Si le frein arrière s'avère efficace pour limiter le transfert de masse à l'attaque, le Traction Control se charge de garder la roue arrière en ligne et la roue avant (presque) au sol. Sur 1, le système intervient tard et permet de sentir l'arrière patiner sur les quelques traces de sable présentes dans les lacets serrés de notre parcours. Le mode 2 intervient de façon plus rapide et enlève un peu de son côté très vivant au comportement de la XSR mais fonctionnera très bien dans des conditions plus délicates (pluie, froid, camion de lubrifiants renversé...). Point de conditions difficiles aux Canaries, c'est donc sur OFF que je règle l'anti-patinage pour profiter sans filtre du fabuleux moteur de ma monture.

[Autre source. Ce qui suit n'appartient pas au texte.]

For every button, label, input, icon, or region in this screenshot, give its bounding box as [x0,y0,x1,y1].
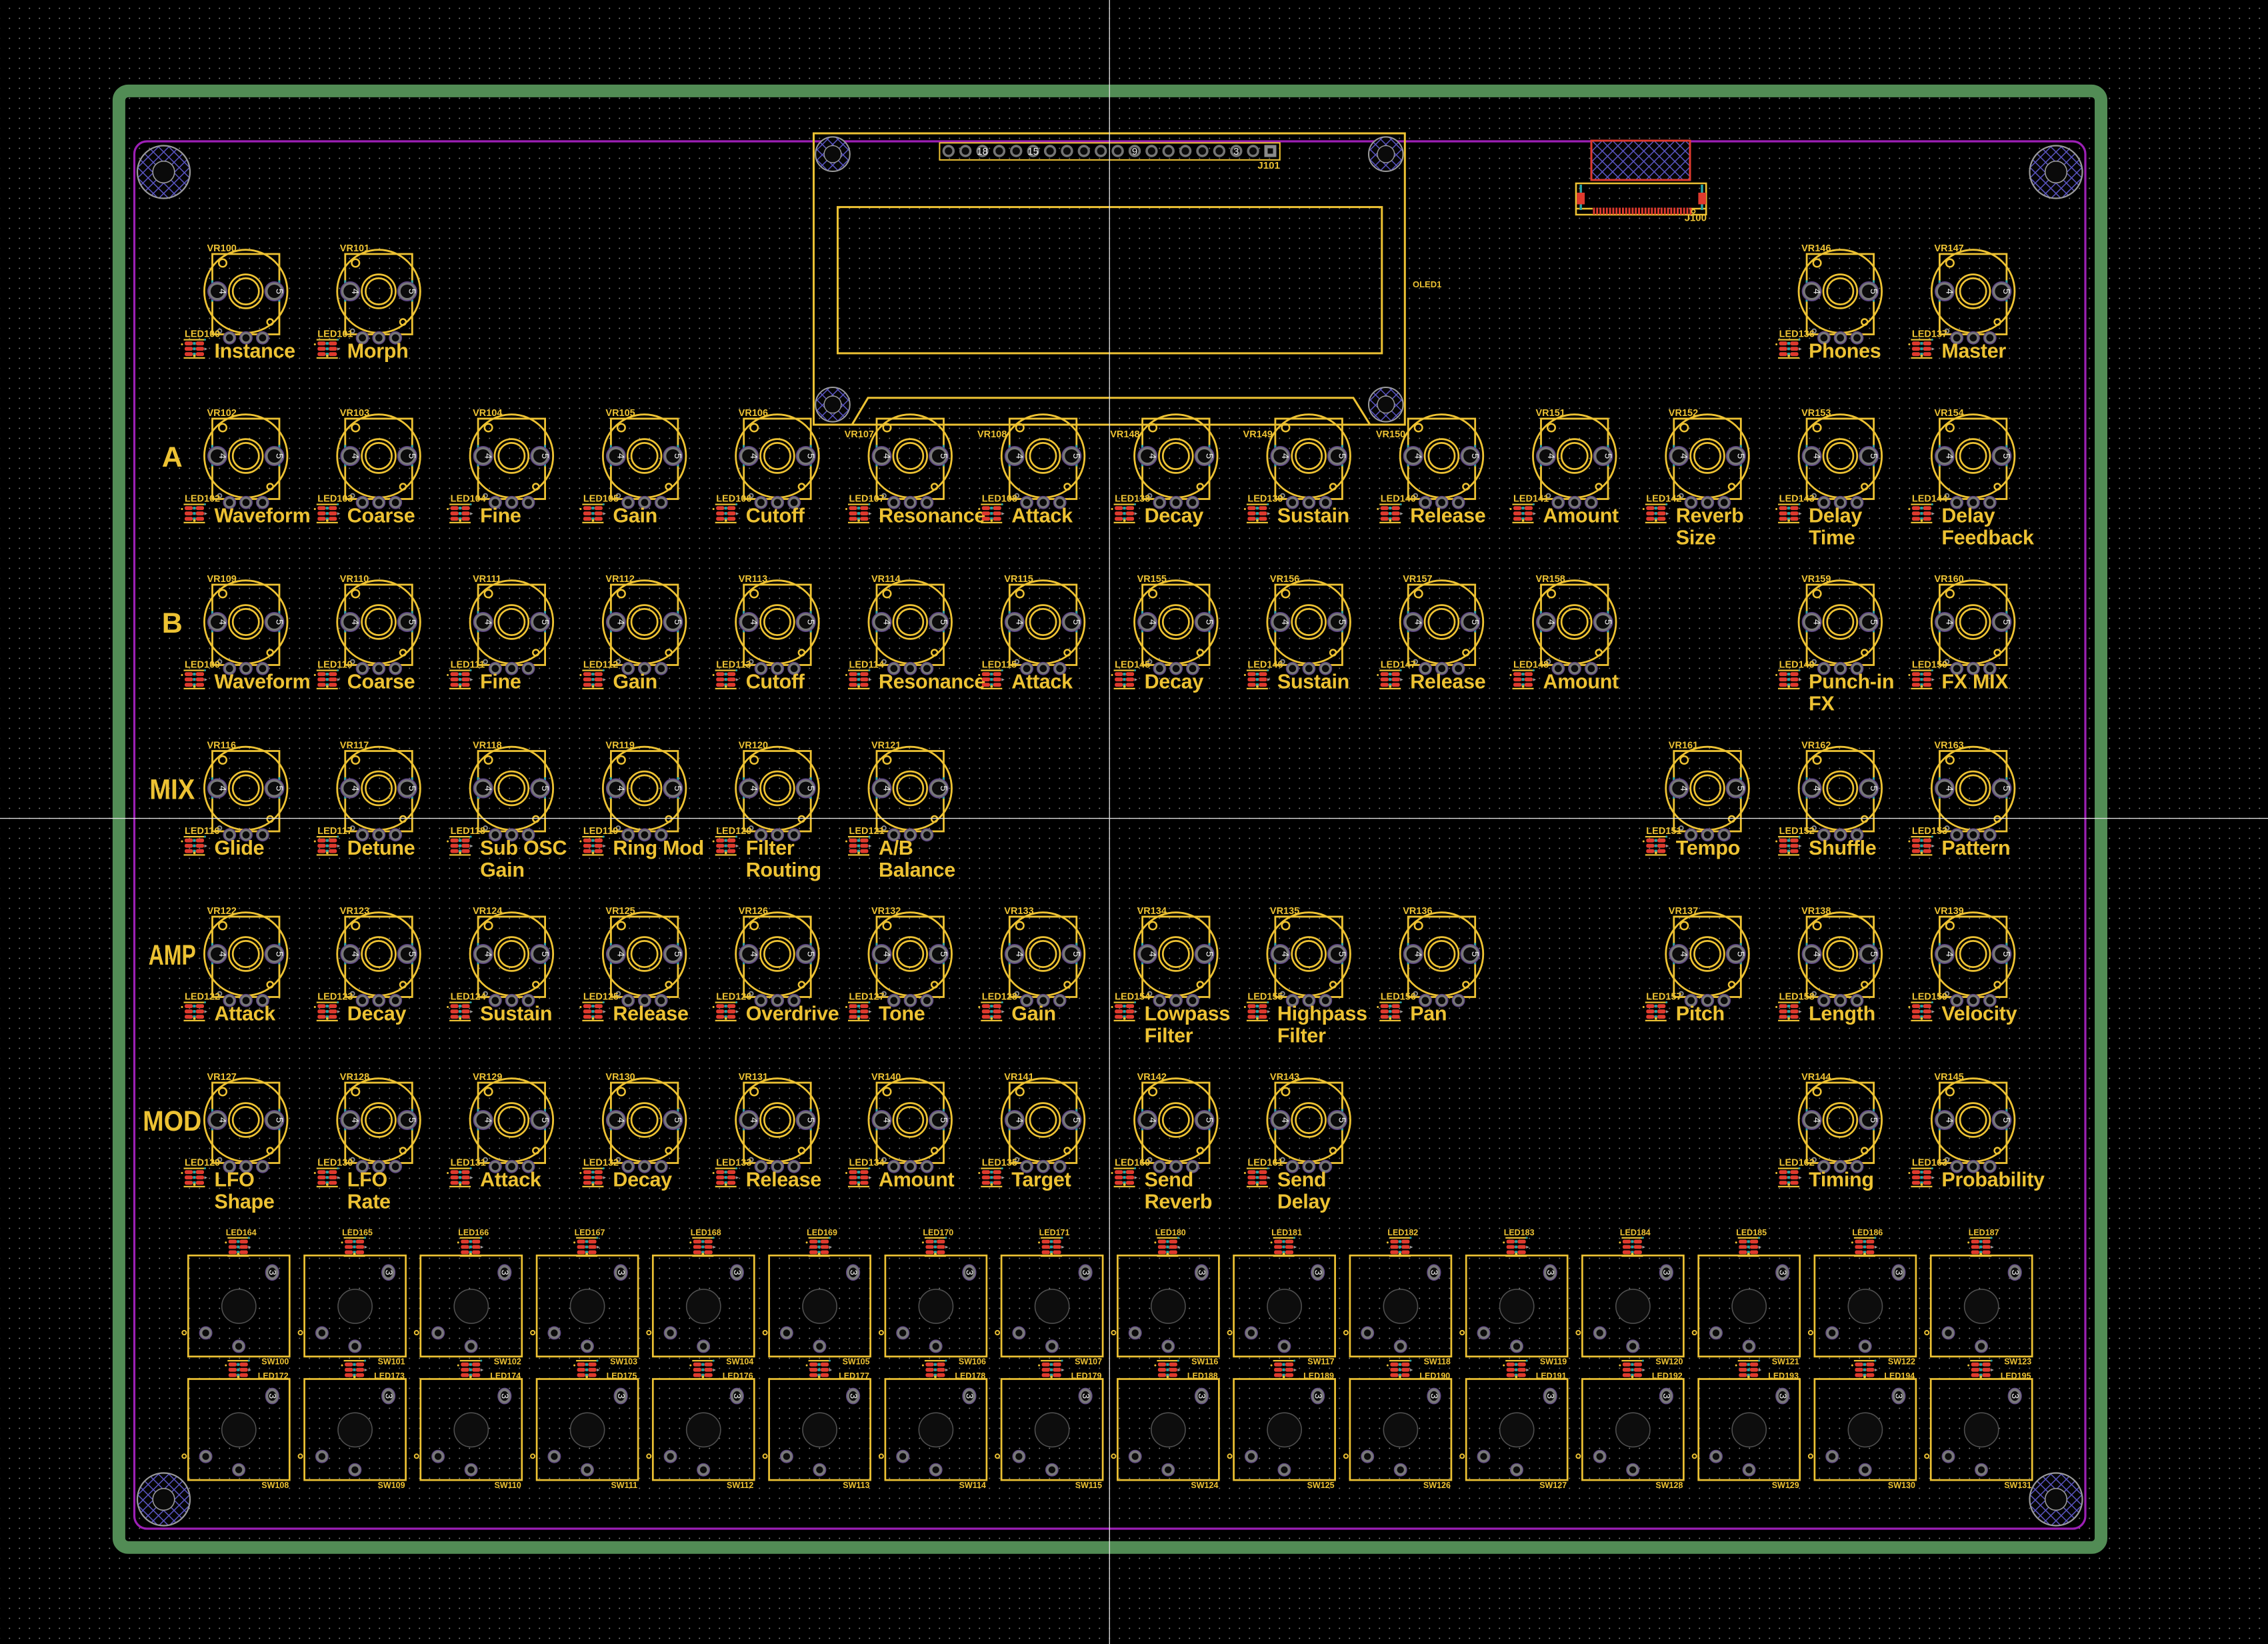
svg-text:VR157: VR157 [1403,574,1432,585]
svg-text:Timing: Timing [1809,1169,1874,1191]
svg-text:Coarse: Coarse [347,671,415,693]
svg-text:Decay: Decay [1145,671,1204,693]
svg-text:LED132: LED132 [583,1158,619,1169]
svg-text:Morph: Morph [347,340,409,363]
svg-text:LED185: LED185 [1736,1228,1767,1237]
svg-text:VR132: VR132 [871,906,901,917]
svg-text:LED142: LED142 [1646,494,1681,505]
svg-text:LED121: LED121 [849,826,885,837]
svg-text:Attack: Attack [215,1003,276,1025]
svg-text:LED118: LED118 [451,826,485,837]
svg-text:LED116: LED116 [185,826,219,837]
svg-text:Decay: Decay [347,1003,407,1025]
svg-text:Cutoff: Cutoff [746,505,805,527]
svg-text:J101: J101 [1257,160,1279,171]
svg-text:LED171: LED171 [1039,1228,1070,1237]
svg-text:SW113: SW113 [843,1481,869,1490]
svg-text:Attack: Attack [1011,671,1073,693]
svg-text:LED112: LED112 [583,660,618,671]
svg-text:VR108: VR108 [977,429,1007,440]
svg-text:VR143: VR143 [1270,1072,1299,1083]
svg-text:LED133: LED133 [716,1158,751,1169]
svg-text:VR138: VR138 [1801,906,1831,917]
svg-text:SW114: SW114 [959,1481,986,1490]
svg-text:LED155: LED155 [1247,992,1283,1003]
svg-text:Sustain: Sustain [1277,671,1349,693]
svg-text:SW103: SW103 [610,1357,637,1367]
svg-text:Pattern: Pattern [1941,837,2010,859]
svg-text:LED114: LED114 [849,660,884,671]
svg-text:VR113: VR113 [739,574,768,585]
svg-text:VR146: VR146 [1801,243,1831,254]
svg-text:LED153: LED153 [1912,826,1947,837]
svg-text:3: 3 [1233,146,1239,157]
svg-text:SW101: SW101 [378,1357,405,1367]
svg-text:Release: Release [613,1003,688,1025]
svg-text:Delay: Delay [1277,1191,1331,1213]
svg-text:LED115: LED115 [982,660,1017,671]
svg-text:Highpass: Highpass [1277,1003,1367,1025]
svg-text:Gain: Gain [613,671,657,693]
svg-text:LED124: LED124 [451,992,486,1003]
svg-text:Release: Release [1410,671,1485,693]
svg-text:LED128: LED128 [982,992,1017,1003]
svg-text:A/B: A/B [879,837,913,859]
svg-text:SW116: SW116 [1191,1357,1218,1367]
svg-text:VR158: VR158 [1536,574,1565,585]
svg-text:Cutoff: Cutoff [746,671,805,693]
svg-text:J100: J100 [1685,213,1707,224]
svg-text:SW105: SW105 [843,1357,870,1367]
svg-text:LED138: LED138 [1115,494,1150,505]
svg-text:SW130: SW130 [1888,1481,1915,1490]
svg-text:LED146: LED146 [1247,660,1283,671]
svg-text:VR101: VR101 [340,243,369,254]
svg-text:SW115: SW115 [1075,1481,1102,1490]
svg-text:VR147: VR147 [1934,243,1963,254]
svg-text:AMP: AMP [149,939,196,971]
svg-text:LED105: LED105 [583,494,619,505]
svg-text:LED123: LED123 [317,992,353,1003]
svg-text:Time: Time [1809,527,1855,549]
svg-text:VR142: VR142 [1137,1072,1167,1083]
svg-text:SW106: SW106 [959,1357,986,1367]
svg-text:Instance: Instance [215,340,295,363]
svg-text:Waveform: Waveform [215,505,311,527]
svg-text:Filter: Filter [746,837,795,859]
svg-text:LED113: LED113 [716,660,751,671]
svg-text:Filter: Filter [1277,1025,1326,1047]
svg-text:LED162: LED162 [1779,1158,1815,1169]
svg-text:LED154: LED154 [1115,992,1150,1003]
svg-text:VR152: VR152 [1669,408,1698,419]
svg-text:Attack: Attack [480,1169,541,1191]
svg-text:SW121: SW121 [1772,1357,1799,1367]
svg-text:VR125: VR125 [605,906,635,917]
svg-text:VR127: VR127 [207,1072,237,1083]
svg-text:SW117: SW117 [1307,1357,1334,1367]
svg-text:Detune: Detune [347,837,415,859]
svg-text:Master: Master [1941,340,2006,363]
svg-text:LED186: LED186 [1852,1228,1883,1237]
svg-text:LED165: LED165 [342,1228,373,1237]
svg-text:Coarse: Coarse [347,505,415,527]
svg-text:LED137: LED137 [1912,329,1947,340]
svg-text:SW127: SW127 [1539,1481,1567,1490]
svg-text:LED119: LED119 [583,826,618,837]
svg-text:LED103: LED103 [317,494,353,505]
svg-text:VR155: VR155 [1137,574,1167,585]
svg-text:VR116: VR116 [207,741,237,751]
svg-text:Gain: Gain [1011,1003,1056,1025]
svg-text:VR124: VR124 [473,906,502,917]
svg-text:VR134: VR134 [1137,906,1167,917]
svg-text:LED160: LED160 [1115,1158,1150,1169]
svg-text:Sustain: Sustain [1277,505,1349,527]
svg-text:A: A [162,441,183,473]
svg-text:VR110: VR110 [340,574,369,585]
svg-text:LED149: LED149 [1779,660,1815,671]
svg-text:LED139: LED139 [1247,494,1283,505]
svg-text:Gain: Gain [480,859,525,881]
svg-text:LED101: LED101 [317,329,353,340]
svg-text:VR133: VR133 [1004,906,1033,917]
svg-text:LED122: LED122 [185,992,220,1003]
svg-text:LED164: LED164 [226,1228,257,1237]
svg-text:LED100: LED100 [185,329,220,340]
svg-text:OLED1: OLED1 [1413,279,1441,289]
svg-text:LED148: LED148 [1513,660,1549,671]
svg-text:VR161: VR161 [1669,741,1698,751]
svg-text:LED166: LED166 [458,1228,489,1237]
svg-text:FX: FX [1809,693,1835,715]
svg-text:LED110: LED110 [317,660,352,671]
svg-text:LED117: LED117 [317,826,352,837]
svg-text:LED156: LED156 [1381,992,1416,1003]
svg-text:Decay: Decay [613,1169,672,1191]
svg-text:SW131: SW131 [2004,1481,2031,1490]
svg-text:Lowpass: Lowpass [1145,1003,1230,1025]
svg-text:SW122: SW122 [1888,1357,1915,1367]
svg-text:LED170: LED170 [923,1228,953,1237]
svg-text:VR145: VR145 [1934,1072,1963,1083]
svg-text:VR144: VR144 [1801,1072,1831,1083]
svg-text:VR111: VR111 [473,574,501,585]
svg-text:LED145: LED145 [1115,660,1150,671]
svg-text:LED144: LED144 [1912,494,1947,505]
svg-text:Tone: Tone [879,1003,925,1025]
svg-text:Routing: Routing [746,859,821,881]
svg-text:SW111: SW111 [611,1481,637,1490]
svg-text:B: B [162,607,183,639]
svg-text:SW128: SW128 [1655,1481,1683,1490]
svg-text:SW118: SW118 [1424,1357,1451,1367]
svg-text:Release: Release [1410,505,1485,527]
svg-text:Resonance: Resonance [879,505,985,527]
svg-text:Shuffle: Shuffle [1809,837,1876,859]
svg-text:Amount: Amount [1543,505,1619,527]
svg-text:VR154: VR154 [1934,408,1963,419]
svg-text:LED168: LED168 [691,1228,721,1237]
svg-text:VR103: VR103 [340,408,369,419]
svg-text:VR114: VR114 [871,574,901,585]
svg-text:SW104: SW104 [726,1357,753,1367]
svg-text:Balance: Balance [879,859,955,881]
svg-text:LED135: LED135 [982,1158,1017,1169]
svg-text:Release: Release [746,1169,821,1191]
svg-text:VR139: VR139 [1934,906,1963,917]
svg-text:VR163: VR163 [1934,741,1963,751]
svg-text:VR100: VR100 [207,243,237,254]
svg-text:LED151: LED151 [1646,826,1681,837]
svg-text:VR102: VR102 [207,408,237,419]
svg-text:VR156: VR156 [1270,574,1299,585]
svg-text:Reverb: Reverb [1145,1191,1213,1213]
svg-text:Filter: Filter [1145,1025,1193,1047]
svg-text:LED184: LED184 [1620,1228,1651,1237]
svg-text:Pitch: Pitch [1676,1003,1725,1025]
svg-text:LFO: LFO [347,1169,387,1191]
svg-text:LED159: LED159 [1912,992,1947,1003]
svg-text:Amount: Amount [879,1169,955,1191]
svg-text:LED152: LED152 [1779,826,1815,837]
svg-text:VR159: VR159 [1801,574,1831,585]
svg-text:LED102: LED102 [185,494,220,505]
svg-text:VR126: VR126 [739,906,768,917]
svg-text:SW126: SW126 [1423,1481,1451,1490]
svg-text:SW109: SW109 [378,1481,405,1490]
svg-text:Feedback: Feedback [1941,527,2034,549]
svg-text:VR151: VR151 [1536,408,1565,419]
svg-text:SW123: SW123 [2004,1357,2031,1367]
svg-text:Probability: Probability [1941,1169,2045,1191]
svg-text:Phones: Phones [1809,340,1881,363]
svg-text:Decay: Decay [1145,505,1204,527]
svg-text:Amount: Amount [1543,671,1619,693]
svg-text:VR123: VR123 [340,906,369,917]
svg-text:LED106: LED106 [716,494,751,505]
svg-text:VR141: VR141 [1004,1072,1033,1083]
svg-text:VR160: VR160 [1934,574,1963,585]
svg-text:Reverb: Reverb [1676,505,1744,527]
svg-text:VR136: VR136 [1403,906,1432,917]
svg-text:VR135: VR135 [1270,906,1299,917]
svg-text:VR150: VR150 [1376,429,1405,440]
svg-text:LED157: LED157 [1646,992,1681,1003]
svg-text:Sustain: Sustain [480,1003,552,1025]
svg-text:Target: Target [1011,1169,1071,1191]
svg-text:Send: Send [1145,1169,1193,1191]
svg-text:LED181: LED181 [1271,1228,1302,1237]
svg-text:LED131: LED131 [451,1158,486,1169]
svg-text:LED108: LED108 [982,494,1017,505]
svg-text:VR117: VR117 [340,741,369,751]
svg-text:Length: Length [1809,1003,1875,1025]
svg-text:LED187: LED187 [1969,1228,1999,1237]
svg-text:VR148: VR148 [1110,429,1139,440]
svg-text:LED163: LED163 [1912,1158,1947,1169]
svg-text:VR105: VR105 [605,408,635,419]
svg-text:VR120: VR120 [739,741,768,751]
svg-text:LED107: LED107 [849,494,885,505]
svg-text:VR107: VR107 [845,429,874,440]
svg-text:LED130: LED130 [317,1158,353,1169]
svg-text:VR109: VR109 [207,574,237,585]
svg-text:Delay: Delay [1941,505,1995,527]
svg-text:LED183: LED183 [1504,1228,1535,1237]
svg-text:VR106: VR106 [739,408,768,419]
svg-text:Punch-in: Punch-in [1809,671,1894,693]
svg-text:FX MIX: FX MIX [1941,671,2009,693]
svg-text:LED120: LED120 [716,826,751,837]
svg-text:15: 15 [1027,146,1039,157]
svg-text:LED158: LED158 [1779,992,1815,1003]
svg-text:Fine: Fine [480,505,521,527]
svg-text:LED104: LED104 [451,494,486,505]
svg-text:SW102: SW102 [494,1357,521,1367]
svg-text:VR115: VR115 [1004,574,1033,585]
svg-text:VR129: VR129 [473,1072,502,1083]
svg-text:VR104: VR104 [473,408,502,419]
svg-text:9: 9 [1132,146,1137,157]
svg-text:Size: Size [1676,527,1716,549]
svg-text:MIX: MIX [149,773,195,805]
svg-text:VR149: VR149 [1243,429,1273,440]
svg-text:VR118: VR118 [473,741,502,751]
svg-text:Sub OSC: Sub OSC [480,837,567,859]
svg-text:VR140: VR140 [871,1072,901,1083]
svg-text:LED126: LED126 [716,992,751,1003]
svg-text:Rate: Rate [347,1191,391,1213]
svg-text:VR131: VR131 [739,1072,768,1083]
svg-text:LED161: LED161 [1247,1158,1283,1169]
svg-text:LED167: LED167 [575,1228,605,1237]
svg-text:LED140: LED140 [1381,494,1416,505]
svg-text:Delay: Delay [1809,505,1862,527]
svg-text:SW119: SW119 [1540,1357,1567,1367]
svg-text:SW108: SW108 [261,1481,289,1490]
svg-text:Resonance: Resonance [879,671,985,693]
svg-text:LED182: LED182 [1387,1228,1418,1237]
svg-text:LED136: LED136 [1779,329,1815,340]
svg-text:SW125: SW125 [1307,1481,1335,1490]
svg-text:VR137: VR137 [1669,906,1698,917]
svg-text:VR122: VR122 [207,906,237,917]
svg-text:Pan: Pan [1410,1003,1447,1025]
svg-text:VR130: VR130 [605,1072,635,1083]
svg-text:LED147: LED147 [1381,660,1416,671]
svg-text:LED129: LED129 [185,1158,220,1169]
svg-text:SW120: SW120 [1655,1357,1683,1367]
svg-text:SW129: SW129 [1772,1481,1799,1490]
svg-text:LED134: LED134 [849,1158,885,1169]
svg-text:SW124: SW124 [1191,1481,1218,1490]
svg-text:Overdrive: Overdrive [746,1003,839,1025]
svg-text:18: 18 [977,146,988,157]
svg-text:Velocity: Velocity [1941,1003,2017,1025]
svg-text:LED127: LED127 [849,992,885,1003]
svg-text:VR119: VR119 [605,741,635,751]
svg-text:LED111: LED111 [451,660,485,671]
svg-text:SW112: SW112 [727,1481,753,1490]
svg-text:LFO: LFO [215,1169,255,1191]
svg-text:Gain: Gain [613,505,657,527]
svg-text:Fine: Fine [480,671,521,693]
svg-text:LED180: LED180 [1155,1228,1186,1237]
svg-text:LED143: LED143 [1779,494,1815,505]
svg-text:Tempo: Tempo [1676,837,1740,859]
svg-text:MOD: MOD [143,1105,201,1137]
svg-text:LED141: LED141 [1513,494,1549,505]
svg-text:Attack: Attack [1011,505,1073,527]
svg-text:SW107: SW107 [1075,1357,1102,1367]
svg-text:Glide: Glide [215,837,265,859]
svg-text:SW100: SW100 [261,1357,289,1367]
svg-text:LED169: LED169 [807,1228,837,1237]
svg-text:LED125: LED125 [583,992,619,1003]
svg-text:LED150: LED150 [1912,660,1947,671]
svg-text:VR112: VR112 [605,574,635,585]
svg-text:VR162: VR162 [1801,741,1831,751]
svg-text:VR121: VR121 [871,741,901,751]
svg-text:SW110: SW110 [494,1481,521,1490]
svg-text:Ring Mod: Ring Mod [613,837,704,859]
svg-text:Send: Send [1277,1169,1326,1191]
svg-text:LED109: LED109 [185,660,220,671]
svg-text:VR153: VR153 [1801,408,1831,419]
svg-text:Waveform: Waveform [215,671,311,693]
svg-text:Shape: Shape [215,1191,275,1213]
svg-text:VR128: VR128 [340,1072,369,1083]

Il faut dire que ça remue de partout, comme une ancienne, sans le côté périlleux. Les Bridgestone S20R assurent côté grip et, amortissement et freinage faisant merveille, on profite du caractère joueur de la Yam'. Entre deux courbes, la roue avant tente de renouer avec le mythe d'Icare dans une entêtante ruée du 3 cylindres vers les hauts régimes. Quelle voix! Quelle santé! Dès 5'500 tours/minute, on est poussé en avant, happé par la puissance, et c'est comme ça jusqu'en 5e! Jusqu'à 11'000 tours, on en prend plein les oreilles et on s'émerveille, tous sens en éveil, de chaque moment qu'on passe au guidon. Il se passe quelque chose sur la XSR 900, elle vous parle, elle vit.